Mi marcapáginas de Medea ha encontrado a Edipo sin esfinge, sin casualidades (porque no existen); un libro de relatos del escritor Javier Caravaca que ha logrado levantar mis ganas muertas y hastiadas de abrir libros en cualquier librería y cerrarlos al minuto con una sensación mezclada de tristeza y náusea agarrada a mi estómago.
No, no ha sido un encuentro fortuito al modo de la pareja de Cuando Harry encontró a Sally, un largometraje que he logrado odiar por la sobada importancia que le han dado a ese orgasmo fingido de Meg Ryan: ni que fuera la única que lo ha hecho en cine tan divinamente, ―que se lo digan a las actrices porno y sus magníficos gorgoritos―; nunca he creído en un destino aleatorio sino, más bien, en esa visión de los acontecimientos que son como los dibujos de unir puntos y que acaban conformando una figura, antes difusa.
Los escritores, y más los poetas, somos unas personas vanidosas, como decía Nietzsche: nos da igual que sea un pavo real el que escuche recitar nuestros versos, un bisonte o las olas del mar. Sin embargo, entre los escritores nos alentamos y nos inspiramos mutuamente y Javier Caravaca ha vuelto a devolverme la esperanza de una literatura plagada de raíces clásicas a través de los múltiples guiños que siembra en sus cuentos sobre seres mitológicos, una buena dosis de realidad echada a la cara de malas maneras y una ironía que es la sal de la vida para ahuyentar el aburrimiento y la depresión.
Sin duda, he tenido que tragar saliva y contener el aire en algunos relatos para tener el desatino de sumergirme en ellos, construidos con el horror como material y la desesperanza como hilo argumental ―algo que me ha fascinado y me ha espantado a la vez, como seres de luz y de sombra que somos―; otros me han causado una excitación entre mis recovecos y esquinas, entre mis neuronas y el pálpito de la sangre bajando hacia donde morimos todos de amor o de culpa.
A Medea no le ha dado tiempo de reposar entre sus páginas (pobre Medea, siempre sin descanso y entre desgracias) pues me lo zampé en una tarde alargada de frío y manta. Y, entre sus narraciones, vislumbré el inconsciente del escritor, en sus palabras que salen desde las vísceras y la rabia, o desde el placer y sus potencias.
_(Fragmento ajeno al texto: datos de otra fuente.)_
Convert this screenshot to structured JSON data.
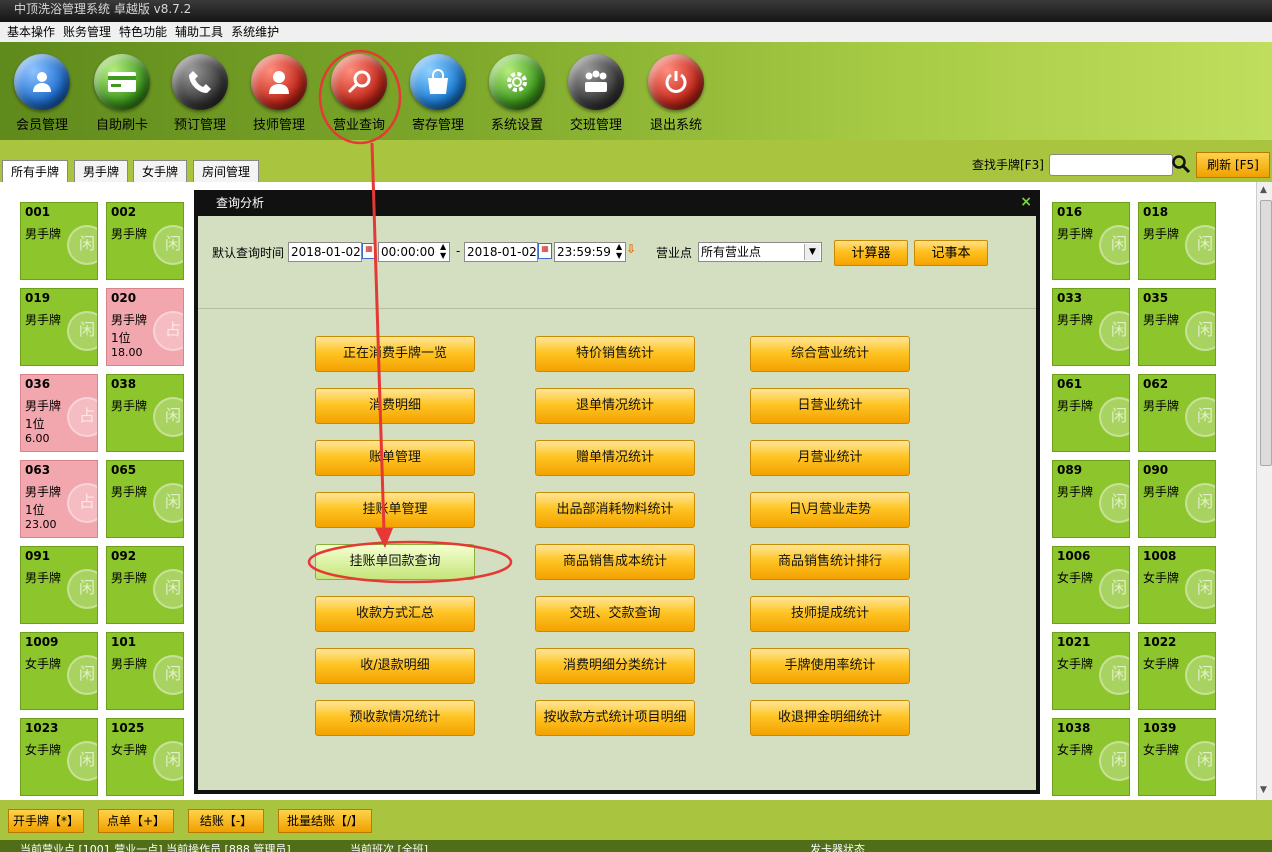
{
  "app": {
    "title": "中顶洗浴管理系统 卓越版 v8.7.2"
  },
  "menu": [
    "基本操作",
    "账务管理",
    "特色功能",
    "辅助工具",
    "系统维护"
  ],
  "toolbar": [
    {
      "label": "会员管理",
      "icon": "member-icon",
      "color": "#1f6fd0"
    },
    {
      "label": "自助刷卡",
      "icon": "card-icon",
      "color": "#3f9a1e"
    },
    {
      "label": "预订管理",
      "icon": "phone-icon",
      "color": "#3a3a3a"
    },
    {
      "label": "技师管理",
      "icon": "technician-icon",
      "color": "#c62a1c"
    },
    {
      "label": "营业查询",
      "icon": "magnifier-icon",
      "color": "#c62a1c"
    },
    {
      "label": "寄存管理",
      "icon": "bag-icon",
      "color": "#1d7fd6"
    },
    {
      "label": "系统设置",
      "icon": "gear-icon",
      "color": "#3f9a1e"
    },
    {
      "label": "交班管理",
      "icon": "meeting-icon",
      "color": "#3a3a3a"
    },
    {
      "label": "退出系统",
      "icon": "power-icon",
      "color": "#c62a1c"
    }
  ],
  "tabs": [
    "所有手牌",
    "男手牌",
    "女手牌",
    "房间管理"
  ],
  "search": {
    "label": "查找手牌[F3]",
    "value": "",
    "refresh": "刷新 [F5]"
  },
  "cards": [
    {
      "num": "001",
      "type": "男手牌"
    },
    {
      "num": "002",
      "type": "男手牌"
    },
    {
      "num": "016",
      "type": "男手牌"
    },
    {
      "num": "018",
      "type": "男手牌"
    },
    {
      "num": "019",
      "type": "男手牌"
    },
    {
      "num": "020",
      "type": "男手牌",
      "count": "1位",
      "amount": "18.00",
      "occupied": true
    },
    {
      "num": "033",
      "type": "男手牌"
    },
    {
      "num": "035",
      "type": "男手牌"
    },
    {
      "num": "036",
      "type": "男手牌",
      "count": "1位",
      "amount": "6.00",
      "occupied": true
    },
    {
      "num": "038",
      "type": "男手牌"
    },
    {
      "num": "061",
      "type": "男手牌"
    },
    {
      "num": "062",
      "type": "男手牌"
    },
    {
      "num": "063",
      "type": "男手牌",
      "count": "1位",
      "amount": "23.00",
      "occupied": true
    },
    {
      "num": "065",
      "type": "男手牌"
    },
    {
      "num": "089",
      "type": "男手牌"
    },
    {
      "num": "090",
      "type": "男手牌"
    },
    {
      "num": "091",
      "type": "男手牌"
    },
    {
      "num": "092",
      "type": "男手牌"
    },
    {
      "num": "1006",
      "type": "女手牌"
    },
    {
      "num": "1008",
      "type": "女手牌"
    },
    {
      "num": "1009",
      "type": "女手牌"
    },
    {
      "num": "101",
      "type": "男手牌"
    },
    {
      "num": "1021",
      "type": "女手牌"
    },
    {
      "num": "1022",
      "type": "女手牌"
    },
    {
      "num": "1023",
      "type": "女手牌"
    },
    {
      "num": "1025",
      "type": "女手牌"
    },
    {
      "num": "1038",
      "type": "女手牌"
    },
    {
      "num": "1039",
      "type": "女手牌"
    }
  ],
  "card_watermark": {
    "free": "闲",
    "occupied": "占"
  },
  "bottom_buttons": [
    "开手牌【*】",
    "点单【+】",
    "结账【-】",
    "批量结账【/】"
  ],
  "status": {
    "left": "当前营业点 [1001 营业一点] 当前操作员 [888 管理员]",
    "shift": "当前班次 [全班]",
    "card_reader": "发卡器状态"
  },
  "dialog": {
    "title": "查询分析",
    "close": "×",
    "time_label": "默认查询时间",
    "start_date": "2018-01-02",
    "start_time": "00:00:00",
    "dash": "-",
    "end_date": "2018-01-02",
    "end_time": "23:59:59",
    "location_label": "营业点",
    "location_value": "所有营业点",
    "calc_button": "计算器",
    "notepad_button": "记事本",
    "columns": [
      [
        "正在消费手牌一览",
        "消费明细",
        "账单管理",
        "挂账单管理",
        "挂账单回款查询",
        "收款方式汇总",
        "收/退款明细",
        "预收款情况统计"
      ],
      [
        "特价销售统计",
        "退单情况统计",
        "赠单情况统计",
        "出品部消耗物料统计",
        "商品销售成本统计",
        "交班、交款查询",
        "消费明细分类统计",
        "按收款方式统计项目明细"
      ],
      [
        "综合营业统计",
        "日营业统计",
        "月营业统计",
        "日\\月营业走势",
        "商品销售统计排行",
        "技师提成统计",
        "手牌使用率统计",
        "收退押金明细统计"
      ]
    ],
    "highlighted": "挂账单回款查询"
  }
}
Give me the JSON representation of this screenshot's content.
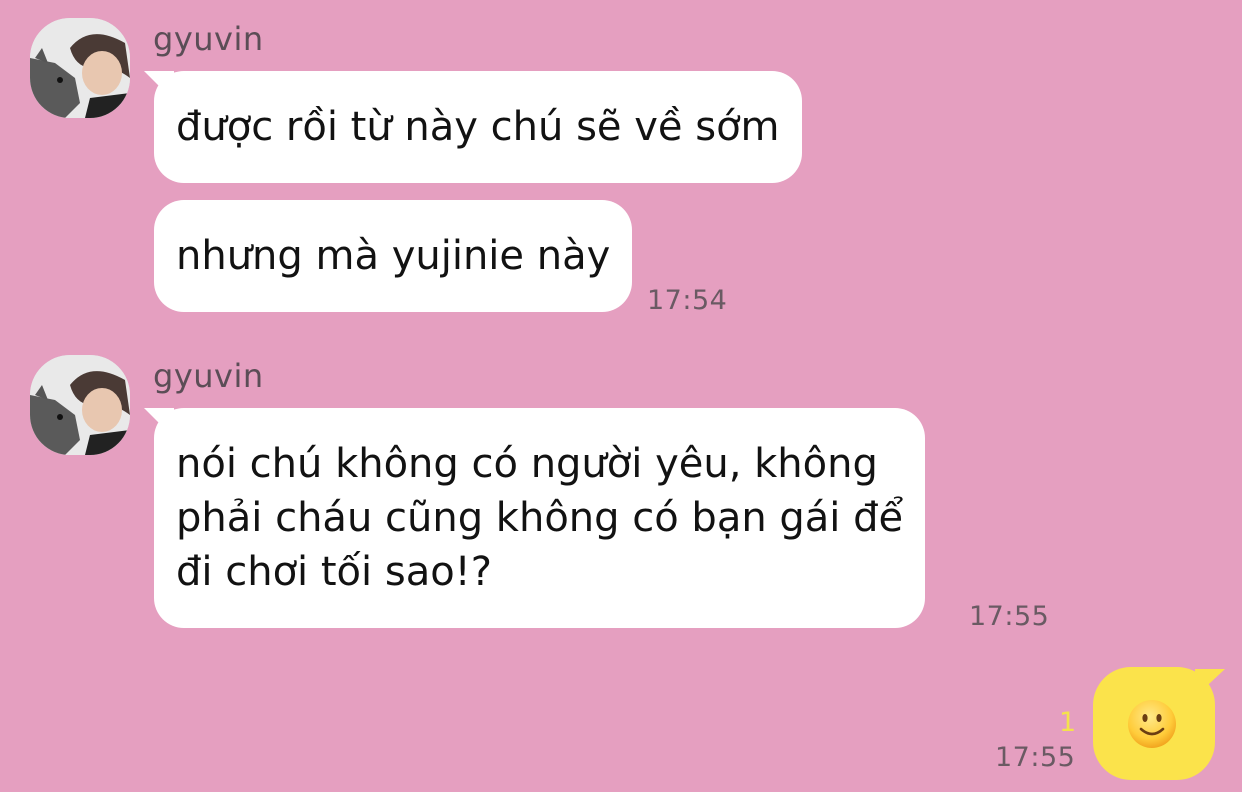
{
  "groups": [
    {
      "sender": "gyuvin",
      "messages": [
        "được rồi từ này chú sẽ về sớm",
        "nhưng mà yujinie này"
      ],
      "time": "17:54"
    },
    {
      "sender": "gyuvin",
      "lines": [
        "nói chú không có người yêu, không",
        "phải cháu cũng không có bạn gái để",
        "đi chơi tối sao!?"
      ],
      "time": "17:55"
    }
  ],
  "my_message": {
    "emoji": "slightly-smiling-face-icon",
    "unread_count": "1",
    "time": "17:55"
  },
  "colors": {
    "background": "#e59fc0",
    "incoming_bubble": "#ffffff",
    "outgoing_bubble": "#fbe34b",
    "unread": "#f4e24b"
  }
}
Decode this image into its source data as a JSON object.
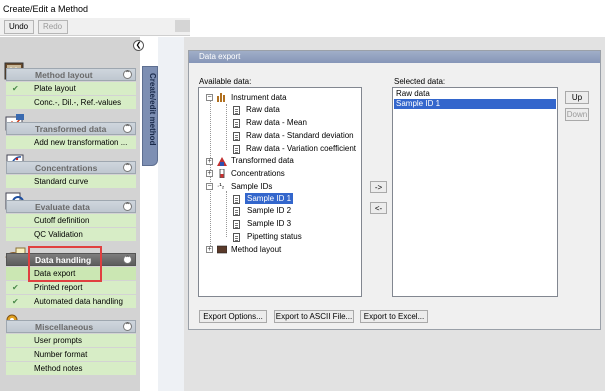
{
  "window": {
    "title": "Create/Edit a Method"
  },
  "toolbar": {
    "undo_label": "Undo",
    "redo_label": "Redo"
  },
  "sidebar": {
    "vertical_tab": "Create/edit method",
    "sections": [
      {
        "title": "Method layout",
        "items": [
          "Plate layout",
          "Conc.-, Dil.-, Ref.-values"
        ]
      },
      {
        "title": "Transformed data",
        "items": [
          "Add new transformation ..."
        ]
      },
      {
        "title": "Concentrations",
        "items": [
          "Standard curve"
        ]
      },
      {
        "title": "Evaluate data",
        "items": [
          "Cutoff definition",
          "QC Validation"
        ]
      },
      {
        "title": "Data handling",
        "items": [
          "Data export",
          "Printed report",
          "Automated data handling"
        ]
      },
      {
        "title": "Miscellaneous",
        "items": [
          "User prompts",
          "Number format",
          "Method notes"
        ]
      }
    ]
  },
  "panel": {
    "title": "Data export",
    "available_label": "Available data:",
    "selected_label": "Selected data:",
    "tree": {
      "instrument": "Instrument data",
      "raw": "Raw data",
      "raw_mean": "Raw data - Mean",
      "raw_sd": "Raw data - Standard deviation",
      "raw_cv": "Raw data - Variation coefficient",
      "transformed": "Transformed data",
      "concentrations": "Concentrations",
      "sample_ids": "Sample IDs",
      "sid1": "Sample ID 1",
      "sid2": "Sample ID 2",
      "sid3": "Sample ID 3",
      "pipetting": "Pipetting status",
      "method_layout": "Method layout"
    },
    "add_button": "->",
    "remove_button": "<-",
    "selected_items": [
      "Raw data",
      "Sample ID 1"
    ],
    "up_button": "Up",
    "down_button": "Down",
    "export_options": "Export Options...",
    "export_ascii": "Export to ASCII File...",
    "export_excel": "Export to Excel..."
  },
  "colors": {
    "accent_selected": "#3366cc",
    "highlight_box": "#e04040",
    "item_green": "#d7edc6"
  }
}
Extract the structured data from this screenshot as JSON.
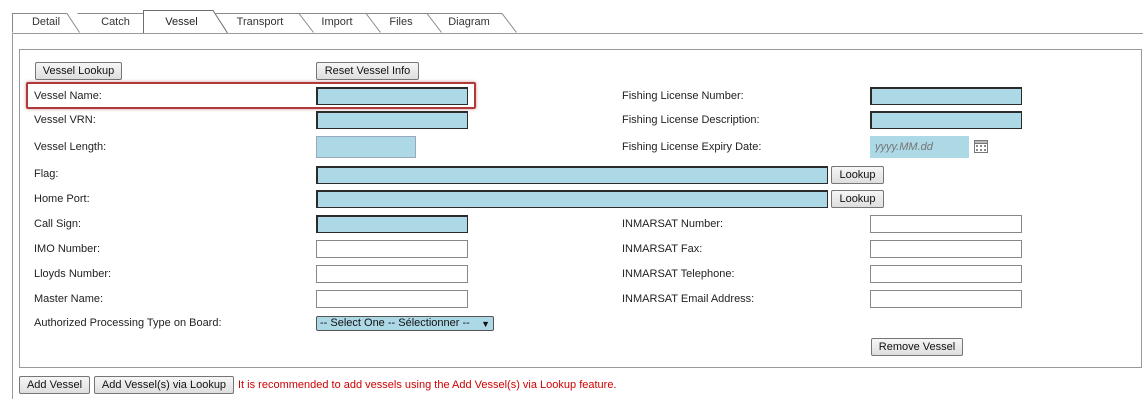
{
  "tabs": [
    {
      "label": "Detail",
      "active": false
    },
    {
      "label": "Catch",
      "active": false
    },
    {
      "label": "Vessel",
      "active": true
    },
    {
      "label": "Transport",
      "active": false
    },
    {
      "label": "Import",
      "active": false
    },
    {
      "label": "Files",
      "active": false
    },
    {
      "label": "Diagram",
      "active": false
    }
  ],
  "buttons": {
    "vessel_lookup": "Vessel Lookup",
    "reset_vessel_info": "Reset Vessel Info",
    "flag_lookup": "Lookup",
    "home_port_lookup": "Lookup",
    "remove_vessel": "Remove Vessel",
    "add_vessel": "Add Vessel",
    "add_vessels_via_lookup": "Add Vessel(s) via Lookup"
  },
  "labels": {
    "vessel_name": "Vessel Name:",
    "vessel_vrn": "Vessel VRN:",
    "vessel_length": "Vessel Length:",
    "flag": "Flag:",
    "home_port": "Home Port:",
    "call_sign": "Call Sign:",
    "imo_number": "IMO Number:",
    "lloyds_number": "Lloyds Number:",
    "master_name": "Master Name:",
    "authorized_processing": "Authorized Processing Type on Board:",
    "fishing_license_number": "Fishing License Number:",
    "fishing_license_description": "Fishing License Description:",
    "fishing_license_expiry": "Fishing License Expiry Date:",
    "inmarsat_number": "INMARSAT Number:",
    "inmarsat_fax": "INMARSAT Fax:",
    "inmarsat_telephone": "INMARSAT Telephone:",
    "inmarsat_email": "INMARSAT Email Address:"
  },
  "fields": {
    "vessel_name": "",
    "vessel_vrn": "",
    "vessel_length": "",
    "flag": "",
    "home_port": "",
    "call_sign": "",
    "imo_number": "",
    "lloyds_number": "",
    "master_name": "",
    "fishing_license_number": "",
    "fishing_license_description": "",
    "fishing_license_expiry_placeholder": "yyyy.MM.dd",
    "inmarsat_number": "",
    "inmarsat_fax": "",
    "inmarsat_telephone": "",
    "inmarsat_email": ""
  },
  "select": {
    "processing_type_selected": "-- Select One -- Sélectionner --"
  },
  "icons": {
    "calendar": "calendar-icon",
    "dropdown": "chevron-down-icon"
  },
  "colors": {
    "required_field": "#add8e6",
    "highlight": "#b03a3a",
    "note": "#d00000"
  },
  "footer_note": "It is recommended to add vessels using the Add Vessel(s) via Lookup feature."
}
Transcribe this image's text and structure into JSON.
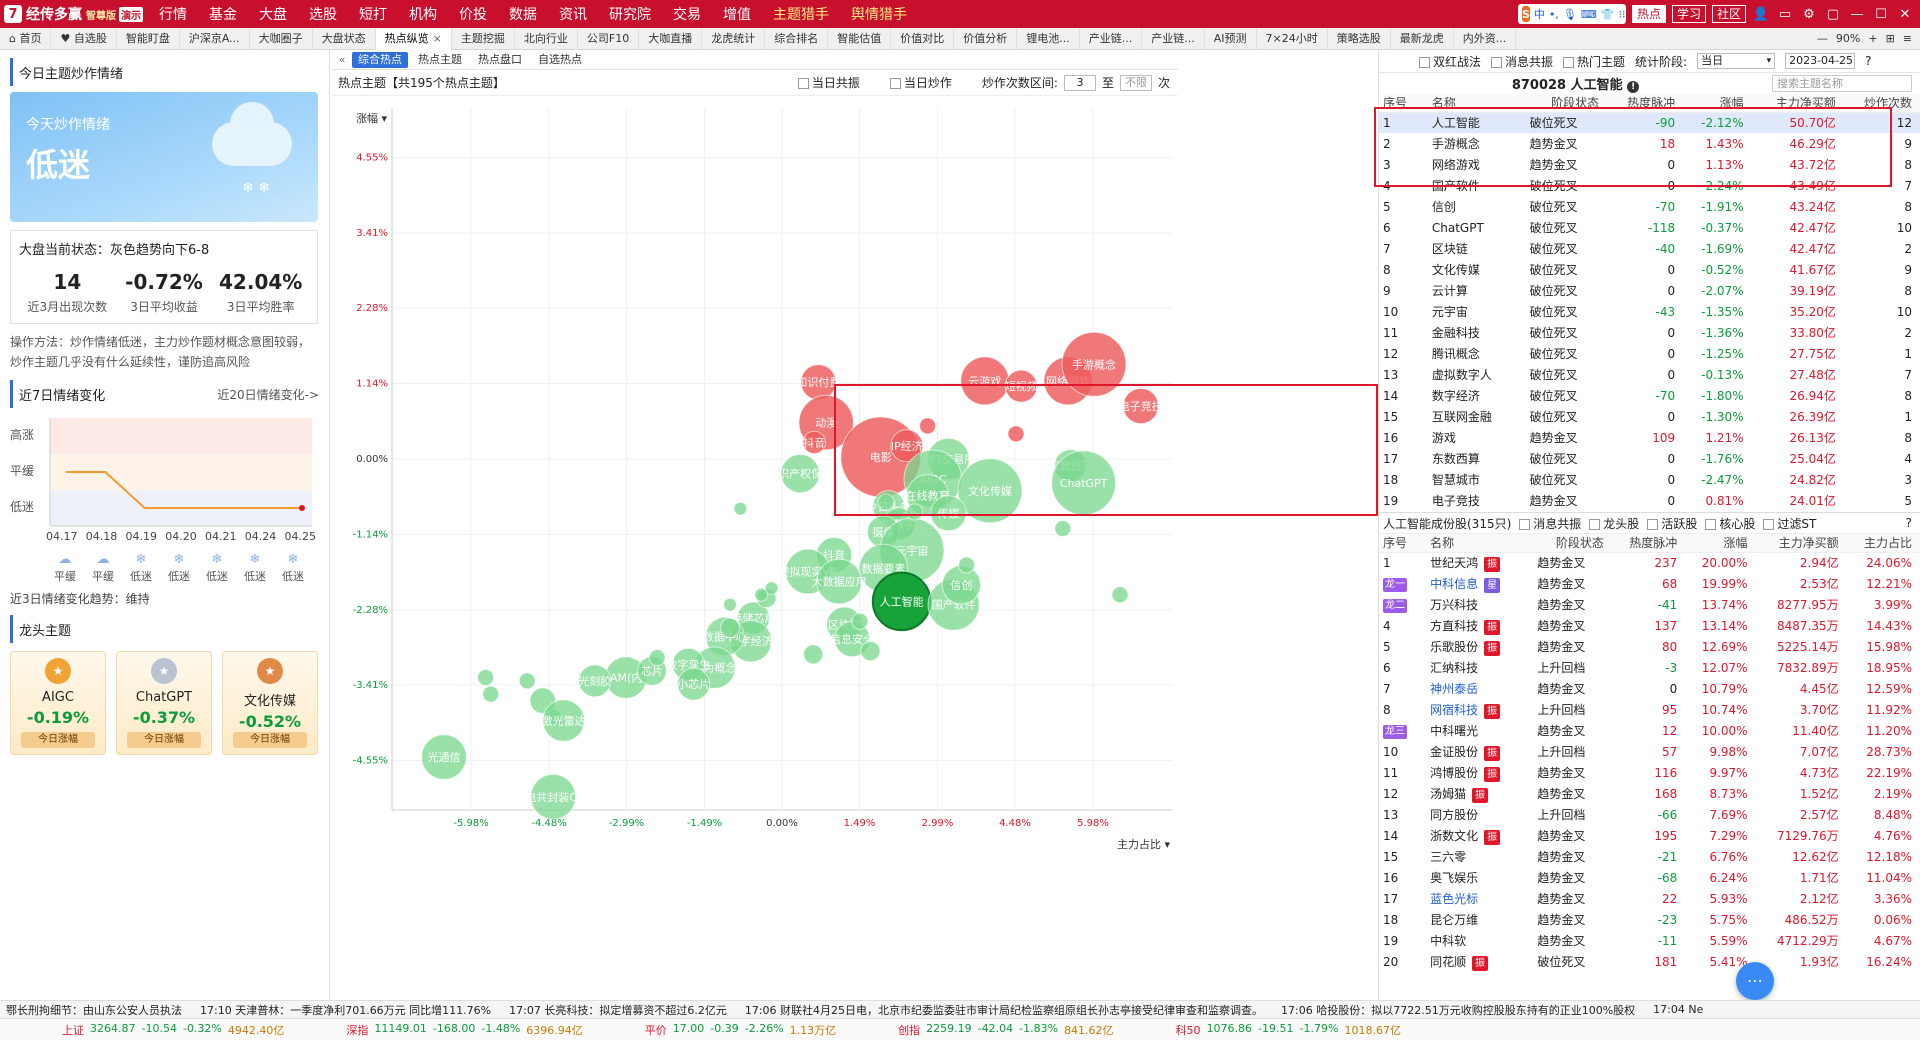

Es muy difícil escribir en estos tiempos cuando no existe pausa y nos rodean tantas pantallas reclamando el alma que vendimos hace tiempo. Por eso, la valentía de Caravaca al hacernos sabedores de un mundo con poca pasión y ética es bien loable y arriesgada; con ella nos relata esas sendas que necesitamos transitar para sobrevivir como especie.
Su prosa es cinematográfica, líquida y trabajada pacientemente ―me lo imagino a través de una copa de vino en la lobreguez de una estancia, inventando sueños sin cumplir y maneras de despertar a las musas dormidas― y su atrevimiento en el vocabulario es una punzada en el costado que te obliga a levantarte y revisar de nuevo vocablos olvidados en los dos volúmenes de la RAE que tengo en mi estantería: aguardan entre mi cristalería de vino que espera a ser llenada por el líquido ancestral mientras leo sus páginas empapadas de sensualidad y de demasiadas verdades olvidadas.
Ay, el olvido…nunca nos consuela por culpa de los escritores.